Pada 12 Januari 2010, Pemerintah Kabupaten Bekasi menyegel lahan rumah ibadah jemaat HKBP Filadelfia di RT 01 RW 09 Dusun III, Desa Jejalen Jaya, Kecamatan Tambun Utara, Kabupaten Bekasi, Jawa Barat. Penyegelan ini menyebabkan, jemaat HKBP Filadelfia melakukan kegiatan ibadah di trotoar depan pagar lokasi rumah ibadah.
Penyegelan ini juga dilakukan berdasarkan Surat Keputusan Bupati (SK) Kabupaten Bekasi No.300/675/Kesbangponlinmas/09 pada tanggal 31 Desember 2009 mengenai Penghentian Kegiatan Pembangunan dan Kegiatan Ibadah HKBP Filadelfia. Pada Maret 2010, Jemaat HKBP Filadelfia kemudian mengajukan gugatan terhadap SK Bupati tersebut melalui Pengadilan Tata Usaha Negara (PTUN), Bandung.
PTUN Bandung pada 2 September 2010 akhirnya mengeluarkan putusan melalui putusan nomor 42/G/2010/PTUN-BDG. PTUN mengabulkan gugatan jemaat HKBP Filadelfia seluruhnya, membatalkan SK Bupati, memerintahkan Bupati Bekasi mencabut SK-nya, dan memerintahkan Bupati Bekasi untuk memproses permohonan izin mendirikan rumah ibadah sesuai dengan peraturan yang berlaku.
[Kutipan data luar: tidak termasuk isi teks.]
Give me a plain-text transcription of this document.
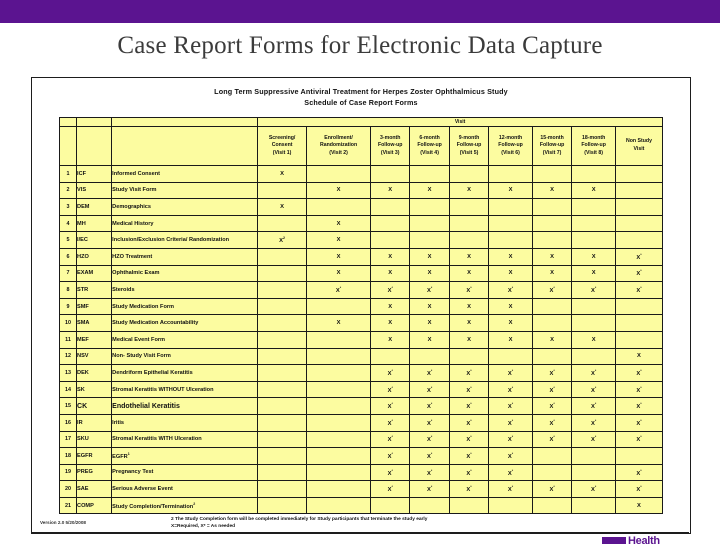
Case Report Forms for Electronic Data Capture
Long Term Suppressive Antiviral Treatment for Herpes Zoster Ophthalmicus Study
Schedule of Case Report Forms
			Visit								

Screening/
Consent
(Visit 1)

Enrollment/
Randomization
(Visit 2)

3-month
Follow-up
(Visit 3)

6-month
Follow-up
(Visit 4)

9-month
Follow-up
(Visit 5)

12-month
Follow-up
(Visit 6)

15-month
Follow-up
(Visit 7)

18-month
Follow-up
(Visit 8)

Non Study
Visit

1	ICF	Informed Consent	X								
2	VIS	Study Visit Form		X	X	X	X	X	X	X	
3	DEM	Demographics	X								
4	MH	Medical History		X							
5	I/EC	Inclusion/Exclusion Criteria/ Randomization	$X^2$	X							
6	HZO	HZO Treatment		X	X	X	X	X	X	X	X*
7	EXAM	Ophthalmic Exam		X	X	X	X	X	X	X	X*
8	STR	Steroids		X*	X*	X*	X*	X*	X*	X*	X*
9	SMF	Study Medication Form			X	X	X	X			
10	SMA	Study Medication Accountability		X	X	X	X	X			
11	MEF	Medical Event Form			X	X	X	X	X	X	
12	NSV	Non- Study Visit Form									X
13	DEK	Dendriform Epithelial Keratitis			X*	X*	X*	X*	X*	X*	X*
14	SK	Stromal Keratitis WITHOUT Ulceration			X*	X*	X*	X*	X*	X*	X*
15	CK	Endothelial Keratitis			X*	X*	X*	X*	X*	X*	X*
16	IR	Iritis			X*	X*	X*	X*	X*	X*	X*
17	SKU	Stromal Keratitis WITH Ulceration			X*	X*	X*	X*	X*	X*	X*
18	EGFR	EGFR$^1$			X*	X*	X*	X*			
19	PREG	Pregnancy Test			X*	X*	X*	X*			X*
20	SAE	Serious Adverse Event			X*	X*	X*	X*	X*	X*	X*
21	COMP	Study Completion/Termination$^2$									X
2 The Study Completion form will be completed immediately for Study participants that terminate the study early
X=Required, X* = As needed
Version 2.0 5/20/2008
Health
Keputusan yang sama juga diputuskan dalam proses banding ke PTUN DKI Jakarta. Jemaat HKBP Filadelfia kembali menang melalui putusan Nomor 255/B/2010/PT.TUN.JKT, pada 30 Maret 2010. Dua putasan itu yaitu putusan PTUN Bandung dan putusan PT.TUN DKI Jakarta sendiri sudah final dan berkekuatan hukum tetap (inchracht).
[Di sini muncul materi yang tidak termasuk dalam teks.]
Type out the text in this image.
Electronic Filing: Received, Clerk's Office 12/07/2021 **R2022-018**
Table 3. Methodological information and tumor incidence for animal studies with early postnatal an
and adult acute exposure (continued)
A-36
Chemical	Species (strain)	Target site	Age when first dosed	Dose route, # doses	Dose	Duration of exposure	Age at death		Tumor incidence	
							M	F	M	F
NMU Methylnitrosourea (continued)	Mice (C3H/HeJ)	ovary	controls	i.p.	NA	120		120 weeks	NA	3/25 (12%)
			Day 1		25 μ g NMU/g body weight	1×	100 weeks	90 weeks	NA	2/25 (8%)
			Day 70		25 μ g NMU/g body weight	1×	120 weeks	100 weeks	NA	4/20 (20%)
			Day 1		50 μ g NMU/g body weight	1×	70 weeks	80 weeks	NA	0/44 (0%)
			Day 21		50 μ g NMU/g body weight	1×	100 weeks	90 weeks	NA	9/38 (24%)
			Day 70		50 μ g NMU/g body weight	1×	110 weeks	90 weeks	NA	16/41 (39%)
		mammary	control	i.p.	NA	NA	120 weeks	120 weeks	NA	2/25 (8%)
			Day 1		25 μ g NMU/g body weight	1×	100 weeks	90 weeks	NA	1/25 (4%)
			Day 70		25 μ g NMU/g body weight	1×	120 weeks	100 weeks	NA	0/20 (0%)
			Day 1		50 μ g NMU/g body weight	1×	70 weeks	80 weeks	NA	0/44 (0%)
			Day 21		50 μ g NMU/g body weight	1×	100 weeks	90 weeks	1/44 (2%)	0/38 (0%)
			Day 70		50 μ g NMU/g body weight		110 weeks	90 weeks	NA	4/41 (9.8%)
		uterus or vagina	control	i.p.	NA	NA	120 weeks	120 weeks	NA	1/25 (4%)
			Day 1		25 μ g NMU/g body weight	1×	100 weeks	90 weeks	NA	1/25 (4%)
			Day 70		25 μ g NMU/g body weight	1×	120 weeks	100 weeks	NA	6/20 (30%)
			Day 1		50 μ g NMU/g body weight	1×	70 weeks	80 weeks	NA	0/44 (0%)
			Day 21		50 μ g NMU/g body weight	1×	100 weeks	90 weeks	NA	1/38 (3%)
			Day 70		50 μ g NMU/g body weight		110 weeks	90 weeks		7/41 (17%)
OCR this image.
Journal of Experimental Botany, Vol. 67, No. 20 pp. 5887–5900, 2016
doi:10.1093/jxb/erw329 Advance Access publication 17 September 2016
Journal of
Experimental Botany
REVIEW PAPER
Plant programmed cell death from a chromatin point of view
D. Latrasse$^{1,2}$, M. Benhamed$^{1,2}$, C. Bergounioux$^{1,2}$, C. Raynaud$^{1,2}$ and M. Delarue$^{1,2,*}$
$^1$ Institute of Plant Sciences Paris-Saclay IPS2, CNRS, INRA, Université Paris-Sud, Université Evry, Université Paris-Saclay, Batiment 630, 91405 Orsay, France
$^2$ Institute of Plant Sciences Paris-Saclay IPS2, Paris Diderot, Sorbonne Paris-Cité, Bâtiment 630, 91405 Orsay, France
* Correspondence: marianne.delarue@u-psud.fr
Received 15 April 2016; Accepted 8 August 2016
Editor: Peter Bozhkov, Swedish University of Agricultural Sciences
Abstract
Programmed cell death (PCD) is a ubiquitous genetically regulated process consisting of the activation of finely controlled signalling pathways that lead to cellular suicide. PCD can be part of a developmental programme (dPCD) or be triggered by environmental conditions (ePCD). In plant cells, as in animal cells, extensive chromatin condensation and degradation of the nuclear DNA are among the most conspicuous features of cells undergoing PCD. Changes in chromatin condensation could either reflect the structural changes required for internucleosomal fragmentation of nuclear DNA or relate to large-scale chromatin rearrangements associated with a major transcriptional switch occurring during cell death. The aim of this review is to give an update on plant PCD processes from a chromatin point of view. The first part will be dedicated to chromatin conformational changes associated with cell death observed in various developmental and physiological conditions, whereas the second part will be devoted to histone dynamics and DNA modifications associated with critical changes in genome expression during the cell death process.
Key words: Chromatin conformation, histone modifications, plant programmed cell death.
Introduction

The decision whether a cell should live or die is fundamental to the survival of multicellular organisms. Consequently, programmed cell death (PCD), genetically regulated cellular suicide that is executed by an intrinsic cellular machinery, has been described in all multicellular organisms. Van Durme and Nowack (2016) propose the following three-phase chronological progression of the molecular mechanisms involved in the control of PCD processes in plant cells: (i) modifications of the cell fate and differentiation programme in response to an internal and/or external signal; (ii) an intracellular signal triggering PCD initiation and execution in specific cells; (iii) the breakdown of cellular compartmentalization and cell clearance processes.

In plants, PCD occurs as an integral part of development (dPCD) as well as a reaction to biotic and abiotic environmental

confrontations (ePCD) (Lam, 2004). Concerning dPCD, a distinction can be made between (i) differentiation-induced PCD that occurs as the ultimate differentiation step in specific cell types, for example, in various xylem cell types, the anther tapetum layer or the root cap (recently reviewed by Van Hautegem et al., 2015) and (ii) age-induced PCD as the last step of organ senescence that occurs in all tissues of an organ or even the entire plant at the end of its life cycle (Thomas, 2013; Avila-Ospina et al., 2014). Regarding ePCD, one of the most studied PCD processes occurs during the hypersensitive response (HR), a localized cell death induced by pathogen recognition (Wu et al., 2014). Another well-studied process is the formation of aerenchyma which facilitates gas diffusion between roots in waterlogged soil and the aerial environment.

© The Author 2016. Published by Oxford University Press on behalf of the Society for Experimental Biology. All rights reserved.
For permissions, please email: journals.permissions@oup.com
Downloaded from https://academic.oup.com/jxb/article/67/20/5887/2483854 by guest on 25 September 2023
Akan tetapi, Bupati Bekasi hingga saat ini belum melaksanakan putusan pengadilan. Jemaat HKBP Filadelfia justru semakin mengalami teror gangguan, ancaman, dan intimidasi dari sekelompok massa saat melaksanakan ibadah atau kebaktian. Tindakan massa itu dikabarkan sudah terjadi sejak tahun 2011 dan semakin sering terjadi setiap minggu sejak awal tahun 2012.